The worm, unaware of everything that had transpired, eventually arrived with his instructions. When the people realized they had been tricked, the people were mad at the worm for being slow, and blamed him for the fact they handled the situation incorrectly. The worm countered with the point that the people had sent him on the mission, but impatiently chose instead to listen to another creature's advice. The worm argued that because of the trickery, the people should remove the man from the grave, and once again consult the sky god for advice. The people did not want to expend any extra effort exhuming the man's body from the ground. and opted not to pursue the matter further.

=== Effects on mankind ===

If the man's death had been handled as the sky god dictated, then mankind would never know death again, but because the people out of sloth neglected to correct their mistake, death would stay a factor in their lives forever. It is referred to as the "crime that Agadzagadza committed against us", though humanity's laziness was a factor as well.

== Alternate versions ==

Alternate versions of the myth feature small changes to the tale's structure. One version specifies that the worm is sent to visit the god Hyel, who is referred to as a moon god rather than a sky god and is also credited with being the preeminent god figure and progenitor. This version also specifies that the first man dies around the same time the populace began to burgeon, shortly after the dawn of their culture. In this tale the worm is faster at returning and, finding that the people have just finished their burial process, insists they reverse the burial and follow the instructions given to him by Hyel rather than advising that they consult the god for further instructions.

== African mythology ==

=== Reptile figures ===

The use of a lizard as a mythological figure is not exclusive to the people of Nigeria. Other cultures in Africa use lizards, chameleons, frogs and snakes in explanations of their culture and environment. One possible reason for the selection of these types of animals is their changeable natures. Lizards in particular have the ability to regrow their tails, making the lizard a prime candidate for a story about regeneration or rebirth.

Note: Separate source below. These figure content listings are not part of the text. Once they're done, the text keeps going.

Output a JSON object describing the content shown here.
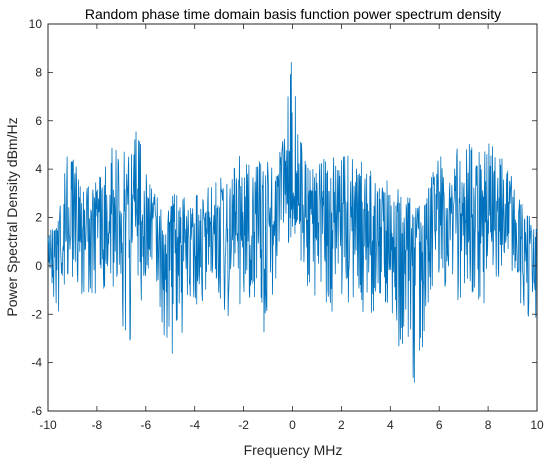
{
  "chart_data": {
    "type": "line",
    "title": "Random phase time domain basis function power spectrum density",
    "xlabel": "Frequency MHz",
    "ylabel": "Power Spectral Density dBm/Hz",
    "xlim": [
      -10,
      10
    ],
    "ylim": [
      -6,
      10
    ],
    "xticks": [
      -10,
      -8,
      -6,
      -4,
      -2,
      0,
      2,
      4,
      6,
      8,
      10
    ],
    "yticks": [
      -6,
      -4,
      -2,
      0,
      2,
      4,
      6,
      8,
      10
    ],
    "grid": false,
    "line_color": "#0072BD",
    "series": [
      {
        "name": "",
        "envelope_x": [
          -10.0,
          -9.6,
          -9.2,
          -8.8,
          -8.4,
          -8.0,
          -7.6,
          -7.2,
          -6.8,
          -6.4,
          -6.0,
          -5.6,
          -5.2,
          -4.8,
          -4.4,
          -4.0,
          -3.6,
          -3.2,
          -2.8,
          -2.4,
          -2.0,
          -1.6,
          -1.2,
          -0.8,
          -0.5,
          -0.3,
          -0.1,
          0.0,
          0.1,
          0.3,
          0.5,
          0.8,
          1.2,
          1.6,
          2.0,
          2.4,
          2.8,
          3.2,
          3.6,
          4.0,
          4.4,
          4.8,
          5.2,
          5.6,
          6.0,
          6.4,
          6.8,
          7.2,
          7.6,
          8.0,
          8.4,
          8.8,
          9.2,
          9.6,
          10.0
        ],
        "envelope_upper": [
          1.2,
          3.0,
          4.8,
          4.2,
          3.6,
          3.5,
          4.4,
          5.6,
          4.6,
          5.8,
          4.8,
          3.0,
          2.8,
          3.3,
          2.8,
          2.9,
          3.2,
          3.4,
          4.6,
          4.4,
          4.8,
          3.9,
          4.6,
          4.2,
          5.2,
          5.5,
          8.8,
          9.6,
          8.6,
          5.4,
          4.6,
          4.0,
          4.5,
          4.4,
          5.0,
          4.8,
          4.4,
          4.0,
          3.4,
          3.7,
          3.3,
          2.9,
          2.7,
          3.6,
          4.8,
          4.7,
          5.2,
          5.6,
          4.6,
          5.9,
          4.6,
          4.2,
          2.9,
          2.2,
          1.5
        ],
        "envelope_lower": [
          -0.5,
          -2.4,
          -0.6,
          -0.8,
          -1.6,
          -1.2,
          -0.9,
          -1.7,
          -4.1,
          -2.2,
          -1.1,
          -1.5,
          -3.2,
          -4.4,
          -2.1,
          -1.9,
          -1.8,
          -1.4,
          -2.7,
          -1.6,
          -1.9,
          -2.2,
          -3.7,
          -1.2,
          -1.2,
          0.4,
          0.9,
          1.6,
          0.7,
          -0.4,
          -1.0,
          -1.1,
          -1.6,
          -2.0,
          -1.5,
          -1.8,
          -1.9,
          -2.2,
          -1.4,
          -2.4,
          -3.6,
          -5.2,
          -5.2,
          -1.4,
          -0.6,
          -1.2,
          -1.7,
          -1.3,
          -1.5,
          -2.6,
          -1.4,
          -1.0,
          -1.2,
          -2.3,
          -2.6
        ],
        "mean_x": [
          -10.0,
          -8.0,
          -6.2,
          -5.0,
          -3.0,
          -1.0,
          0.0,
          1.0,
          3.0,
          5.0,
          6.5,
          8.0,
          10.0
        ],
        "mean_y": [
          0.6,
          2.2,
          2.4,
          1.0,
          1.2,
          1.6,
          3.2,
          1.8,
          1.5,
          0.6,
          2.2,
          2.1,
          0.8
        ],
        "samples": 1200
      }
    ]
  }
}
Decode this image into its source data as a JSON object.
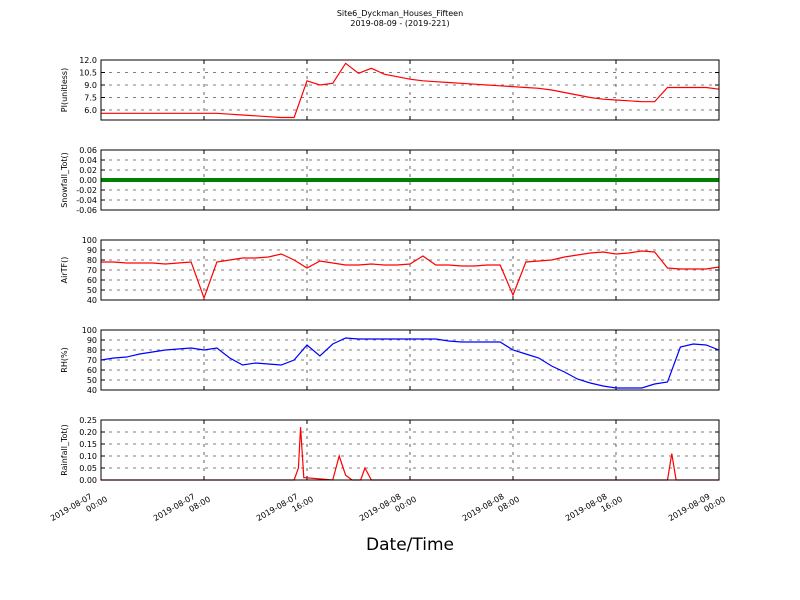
{
  "title": "Site6_Dyckman_Houses_Fifteen",
  "subtitle": "2019-08-09 - (2019-221)",
  "xlabel": "Date/Time",
  "xlim": [
    "2019-08-07 00:00",
    "2019-08-09 00:00"
  ],
  "xticks": [
    "2019-08-07 00:00",
    "2019-08-07 08:00",
    "2019-08-07 16:00",
    "2019-08-08 00:00",
    "2019-08-08 08:00",
    "2019-08-08 16:00",
    "2019-08-09 00:00"
  ],
  "x": [
    "2019-08-07 00:00",
    "2019-08-07 01:00",
    "2019-08-07 02:00",
    "2019-08-07 03:00",
    "2019-08-07 04:00",
    "2019-08-07 05:00",
    "2019-08-07 06:00",
    "2019-08-07 07:00",
    "2019-08-07 08:00",
    "2019-08-07 09:00",
    "2019-08-07 10:00",
    "2019-08-07 11:00",
    "2019-08-07 12:00",
    "2019-08-07 13:00",
    "2019-08-07 14:00",
    "2019-08-07 15:00",
    "2019-08-07 16:00",
    "2019-08-07 17:00",
    "2019-08-07 18:00",
    "2019-08-07 19:00",
    "2019-08-07 20:00",
    "2019-08-07 21:00",
    "2019-08-07 22:00",
    "2019-08-07 23:00",
    "2019-08-08 00:00",
    "2019-08-08 01:00",
    "2019-08-08 02:00",
    "2019-08-08 03:00",
    "2019-08-08 04:00",
    "2019-08-08 05:00",
    "2019-08-08 06:00",
    "2019-08-08 07:00",
    "2019-08-08 08:00",
    "2019-08-08 09:00",
    "2019-08-08 10:00",
    "2019-08-08 11:00",
    "2019-08-08 12:00",
    "2019-08-08 13:00",
    "2019-08-08 14:00",
    "2019-08-08 15:00",
    "2019-08-08 16:00",
    "2019-08-08 17:00",
    "2019-08-08 18:00",
    "2019-08-08 19:00",
    "2019-08-08 20:00",
    "2019-08-08 21:00",
    "2019-08-08 22:00",
    "2019-08-08 23:00",
    "2019-08-09 00:00"
  ],
  "chart_data": [
    {
      "type": "line",
      "ylabel": "PI(unitless)",
      "ylim": [
        4.8,
        12
      ],
      "grid": true,
      "yticks": [
        {
          "value": 6,
          "label": "6.0"
        },
        7.5,
        {
          "value": 9,
          "label": "9.0"
        },
        10.5,
        {
          "value": 12,
          "label": "12.0"
        }
      ],
      "series": [
        {
          "name": "PI",
          "color": "#ff0000",
          "values": [
            5.6,
            5.6,
            5.6,
            5.6,
            5.6,
            5.6,
            5.6,
            5.6,
            5.6,
            5.6,
            5.5,
            5.4,
            5.3,
            5.2,
            5.1,
            5.1,
            9.5,
            9.0,
            9.2,
            11.6,
            10.4,
            11.0,
            10.3,
            10.0,
            9.7,
            9.5,
            9.4,
            9.3,
            9.2,
            9.1,
            9.0,
            8.9,
            8.8,
            8.7,
            8.6,
            8.4,
            8.1,
            7.8,
            7.5,
            7.3,
            7.2,
            7.1,
            7.0,
            7.0,
            8.7,
            8.7,
            8.7,
            8.7,
            8.5
          ]
        }
      ]
    },
    {
      "type": "line",
      "ylabel": "Snowfall_Tot()",
      "ylim": [
        -0.06,
        0.06
      ],
      "grid": true,
      "yticks": [
        -0.06,
        -0.04,
        -0.02,
        {
          "value": 0,
          "label": "0.00"
        },
        0.02,
        0.04,
        0.06
      ],
      "series": [
        {
          "name": "Snowfall_Tot",
          "color": "#008000",
          "values": [
            0,
            0,
            0,
            0,
            0,
            0,
            0,
            0,
            0,
            0,
            0,
            0,
            0,
            0,
            0,
            0,
            0,
            0,
            0,
            0,
            0,
            0,
            0,
            0,
            0,
            0,
            0,
            0,
            0,
            0,
            0,
            0,
            0,
            0,
            0,
            0,
            0,
            0,
            0,
            0,
            0,
            0,
            0,
            0,
            0,
            0,
            0,
            0,
            0
          ]
        }
      ]
    },
    {
      "type": "line",
      "ylabel": "AirTF()",
      "ylim": [
        40,
        100
      ],
      "grid": true,
      "yticks": [
        40,
        50,
        60,
        70,
        80,
        90,
        100
      ],
      "series": [
        {
          "name": "AirTF",
          "color": "#ff0000",
          "values": [
            78,
            78,
            77,
            77,
            77,
            76,
            77,
            78,
            42,
            78,
            80,
            82,
            82,
            83,
            86,
            80,
            72,
            79,
            77,
            75,
            75,
            76,
            75,
            75,
            76,
            84,
            75,
            75,
            74,
            74,
            75,
            75,
            45,
            78,
            79,
            80,
            83,
            85,
            87,
            88,
            86,
            87,
            89,
            88,
            72,
            71,
            71,
            71,
            73
          ]
        }
      ]
    },
    {
      "type": "line",
      "ylabel": "RH(%)",
      "ylim": [
        40,
        100
      ],
      "grid": true,
      "yticks": [
        40,
        50,
        60,
        70,
        80,
        90,
        100
      ],
      "series": [
        {
          "name": "RH",
          "color": "#0000ff",
          "values": [
            70,
            72,
            73,
            76,
            78,
            80,
            81,
            82,
            80,
            82,
            72,
            65,
            67,
            66,
            65,
            70,
            85,
            74,
            86,
            92,
            91,
            91,
            91,
            91,
            91,
            91,
            91,
            89,
            88,
            88,
            88,
            88,
            80,
            76,
            72,
            64,
            58,
            51,
            47,
            44,
            42,
            42,
            42,
            46,
            48,
            83,
            86,
            85,
            80
          ]
        }
      ]
    },
    {
      "type": "line",
      "ylabel": "Rainfall_Tot()",
      "ylim": [
        0,
        0.25
      ],
      "grid": true,
      "yticks": [
        {
          "value": 0,
          "label": "0.00"
        },
        0.05,
        {
          "value": 0.1,
          "label": "0.10"
        },
        0.15,
        {
          "value": 0.2,
          "label": "0.20"
        },
        0.25
      ],
      "x": [
        "2019-08-07 00:00",
        "2019-08-07 15:00",
        "2019-08-07 15:20",
        "2019-08-07 15:30",
        "2019-08-07 15:45",
        "2019-08-07 18:00",
        "2019-08-07 18:30",
        "2019-08-07 19:00",
        "2019-08-07 19:30",
        "2019-08-07 20:10",
        "2019-08-07 20:30",
        "2019-08-07 21:00",
        "2019-08-08 20:00",
        "2019-08-08 20:20",
        "2019-08-08 20:40",
        "2019-08-09 00:00"
      ],
      "series": [
        {
          "name": "Rainfall_Tot",
          "color": "#ff0000",
          "values": [
            0,
            0,
            0.05,
            0.22,
            0.01,
            0,
            0.1,
            0.02,
            0,
            0,
            0.05,
            0,
            0,
            0.11,
            0,
            0
          ]
        }
      ]
    }
  ]
}
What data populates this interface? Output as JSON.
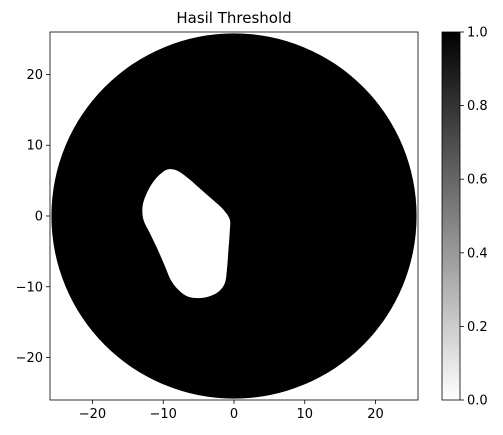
{
  "chart_data": {
    "type": "heatmap",
    "title": "Hasil Threshold",
    "xlabel": "",
    "ylabel": "",
    "xlim": [
      -26,
      26
    ],
    "ylim": [
      -26,
      26
    ],
    "x_ticks": [
      -20,
      -10,
      0,
      10,
      20
    ],
    "y_ticks": [
      -20,
      -10,
      0,
      10,
      20
    ],
    "x_tick_labels": [
      "−20",
      "−10",
      "0",
      "10",
      "20"
    ],
    "y_tick_labels": [
      "−20",
      "−10",
      "0",
      "10",
      "20"
    ],
    "grid": false,
    "background_value": 0,
    "disk": {
      "center": [
        0,
        0
      ],
      "radius": 25.8,
      "value": 1
    },
    "hole": {
      "value": 0,
      "outline": [
        [
          -9.3,
          6.6
        ],
        [
          -8.0,
          6.4
        ],
        [
          -6.3,
          5.2
        ],
        [
          -4.5,
          3.6
        ],
        [
          -2.9,
          2.2
        ],
        [
          -1.5,
          0.9
        ],
        [
          -0.6,
          -0.5
        ],
        [
          -0.6,
          -2.2
        ],
        [
          -0.8,
          -5.0
        ],
        [
          -1.0,
          -7.6
        ],
        [
          -1.3,
          -9.5
        ],
        [
          -2.2,
          -10.7
        ],
        [
          -3.6,
          -11.4
        ],
        [
          -5.0,
          -11.6
        ],
        [
          -6.5,
          -11.4
        ],
        [
          -7.8,
          -10.5
        ],
        [
          -8.9,
          -9.1
        ],
        [
          -9.8,
          -7.0
        ],
        [
          -10.8,
          -4.7
        ],
        [
          -11.9,
          -2.4
        ],
        [
          -12.8,
          -0.5
        ],
        [
          -12.9,
          1.5
        ],
        [
          -12.2,
          3.5
        ],
        [
          -11.2,
          5.1
        ],
        [
          -10.2,
          6.1
        ]
      ]
    },
    "colorbar": {
      "colormap": "gray_r",
      "min": 0,
      "max": 1,
      "ticks": [
        0.0,
        0.2,
        0.4,
        0.6,
        0.8,
        1.0
      ],
      "tick_labels": [
        "0.0",
        "0.2",
        "0.4",
        "0.6",
        "0.8",
        "1.0"
      ],
      "color_min": "#ffffff",
      "color_max": "#000000"
    }
  }
}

Reptiles are not always negatively depicted or used as figures of chaos, nor are they always depicted as male. For instance, there is a serpent Aido-Hwedo, from the mythology of neighboring country Benin. The serpent wrapped itself around the Earth, acting as a support system for the planet after the world was created.

=== Other mythology pertaining to the origins of death ===

Additional mythology relating to the concepts of life and death exists throughout African cultures. Examples of these stories were collected by James George Frazer in his book The Belief in Immortality and the Worship of the Dead. In some cases, the creatures involved are also reptilian, such as the chameleon in the mythology of the Zulu. In that tale, the chameleon was given a message of life, but because he moved too slowly, he was beaten by a lizard carrying an opposing message. Thus, the chameleon is held in little regard in that culture.